Por favor, fóllame más fuerte.

Hazme tuya.

Reclámame, úsame, fóllame como la pequeña puta que soy.

Sonreí como una bestia salvaje, sintiendo un escalofrío oscuro y primitivo recorrerme mientras la escuchaba suplicar, su voz un gemido bajo y desesperado mientras se retorcía y se movía contra mí, su cuerpo temblando de necesidad mientras le follaba el culo, mi polla desgarrándola, reclamándola, haciéndola mía.

Miré alrededor de la habitación, mis ojos encontrándose con cada una de ellas, sintiendo una oleada de orgullo y satisfacción al ver la devoción y el entusiasmo en sus rostros.

Iba a disfrutar cada maldito segundo de ello.

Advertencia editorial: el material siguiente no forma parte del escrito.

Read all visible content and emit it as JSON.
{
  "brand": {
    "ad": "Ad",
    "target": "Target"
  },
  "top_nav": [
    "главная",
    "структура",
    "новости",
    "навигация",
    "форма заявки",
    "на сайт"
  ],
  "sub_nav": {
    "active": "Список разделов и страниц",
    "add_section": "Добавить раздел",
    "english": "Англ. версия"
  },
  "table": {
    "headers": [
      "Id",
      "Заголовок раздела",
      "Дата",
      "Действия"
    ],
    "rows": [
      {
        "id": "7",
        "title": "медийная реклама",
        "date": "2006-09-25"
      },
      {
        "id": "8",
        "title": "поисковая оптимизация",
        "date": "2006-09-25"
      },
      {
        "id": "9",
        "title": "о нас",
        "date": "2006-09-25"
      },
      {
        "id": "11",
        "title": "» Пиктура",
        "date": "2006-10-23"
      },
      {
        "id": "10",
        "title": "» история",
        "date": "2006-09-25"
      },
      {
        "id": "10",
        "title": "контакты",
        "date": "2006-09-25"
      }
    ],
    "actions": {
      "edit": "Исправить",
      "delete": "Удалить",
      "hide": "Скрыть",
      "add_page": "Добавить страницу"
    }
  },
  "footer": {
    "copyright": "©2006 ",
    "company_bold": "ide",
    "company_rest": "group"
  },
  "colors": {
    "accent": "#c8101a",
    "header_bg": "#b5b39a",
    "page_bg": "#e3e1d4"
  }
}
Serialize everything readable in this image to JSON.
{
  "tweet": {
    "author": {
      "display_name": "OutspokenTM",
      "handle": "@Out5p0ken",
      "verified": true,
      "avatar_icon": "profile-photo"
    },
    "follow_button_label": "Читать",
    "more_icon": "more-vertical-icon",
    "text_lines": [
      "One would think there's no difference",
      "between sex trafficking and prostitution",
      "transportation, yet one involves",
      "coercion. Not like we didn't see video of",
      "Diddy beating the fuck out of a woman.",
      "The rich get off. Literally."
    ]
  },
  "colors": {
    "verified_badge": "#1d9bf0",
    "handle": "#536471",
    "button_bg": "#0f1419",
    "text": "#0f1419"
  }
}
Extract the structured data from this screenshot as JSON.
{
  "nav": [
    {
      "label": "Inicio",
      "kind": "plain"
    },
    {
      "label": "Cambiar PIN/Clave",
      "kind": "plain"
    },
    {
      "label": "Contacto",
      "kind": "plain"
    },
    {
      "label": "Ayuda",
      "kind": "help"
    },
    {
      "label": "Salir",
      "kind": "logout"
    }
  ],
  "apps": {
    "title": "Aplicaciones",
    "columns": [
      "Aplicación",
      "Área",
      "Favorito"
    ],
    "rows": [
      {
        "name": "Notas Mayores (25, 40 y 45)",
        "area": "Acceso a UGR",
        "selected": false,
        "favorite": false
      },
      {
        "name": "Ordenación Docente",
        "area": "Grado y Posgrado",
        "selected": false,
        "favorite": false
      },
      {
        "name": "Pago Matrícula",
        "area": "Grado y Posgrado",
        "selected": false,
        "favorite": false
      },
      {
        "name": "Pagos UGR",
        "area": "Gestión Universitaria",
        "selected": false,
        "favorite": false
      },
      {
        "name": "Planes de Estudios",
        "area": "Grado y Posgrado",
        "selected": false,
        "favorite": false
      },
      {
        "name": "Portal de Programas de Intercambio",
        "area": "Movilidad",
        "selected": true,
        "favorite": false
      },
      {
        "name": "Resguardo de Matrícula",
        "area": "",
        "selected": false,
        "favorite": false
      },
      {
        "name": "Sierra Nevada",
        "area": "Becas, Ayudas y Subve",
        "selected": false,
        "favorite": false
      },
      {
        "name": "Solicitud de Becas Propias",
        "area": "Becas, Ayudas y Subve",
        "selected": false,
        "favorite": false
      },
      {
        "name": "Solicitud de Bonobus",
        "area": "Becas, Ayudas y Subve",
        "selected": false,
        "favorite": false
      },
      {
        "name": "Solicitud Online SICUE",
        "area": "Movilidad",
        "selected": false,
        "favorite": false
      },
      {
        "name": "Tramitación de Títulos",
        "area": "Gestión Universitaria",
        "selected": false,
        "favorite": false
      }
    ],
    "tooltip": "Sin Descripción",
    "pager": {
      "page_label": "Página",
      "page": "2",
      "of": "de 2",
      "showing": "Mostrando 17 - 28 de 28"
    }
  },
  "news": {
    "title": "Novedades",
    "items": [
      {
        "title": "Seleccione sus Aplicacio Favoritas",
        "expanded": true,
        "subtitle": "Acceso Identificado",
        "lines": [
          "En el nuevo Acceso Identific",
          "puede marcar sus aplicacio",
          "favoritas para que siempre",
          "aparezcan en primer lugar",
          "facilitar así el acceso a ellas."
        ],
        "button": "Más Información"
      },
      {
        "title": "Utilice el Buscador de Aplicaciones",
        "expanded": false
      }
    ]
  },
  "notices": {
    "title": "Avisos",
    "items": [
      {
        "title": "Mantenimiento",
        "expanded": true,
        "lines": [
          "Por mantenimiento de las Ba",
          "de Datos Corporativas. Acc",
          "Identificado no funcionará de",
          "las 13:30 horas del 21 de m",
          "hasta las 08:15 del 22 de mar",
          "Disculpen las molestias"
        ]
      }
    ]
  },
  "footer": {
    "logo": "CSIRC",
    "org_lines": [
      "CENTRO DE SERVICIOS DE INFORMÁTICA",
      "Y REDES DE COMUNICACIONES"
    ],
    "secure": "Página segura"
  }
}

Iba a reclamarlas, usarlas, follarlas como las pequeñas putas que eran, y me iba a deleitar en cada momento sucio y retorcido.

Mientras continuaba follando el culo de Elizabeth, estiré la mano y agarré sus tetas, apretando y amasándolas mientras la follaba dura y rápidamente, mi polla reclamándola, haciéndola mía.

Podía sentir su cuerpo tensándose, su respiración viniendo en jadeos rápidos y desesperados mientras se acercaba al borde de su orgasmo.

—Córrete para mí, mi pequeña puta —gruñí, mi voz un rumor bajo y peligroso mientras la follaba más fuerte, mi polla desgarrándola, reclamándola, haciéndola mía—.

Córrete para mí como el sucio juguete sexual que eres.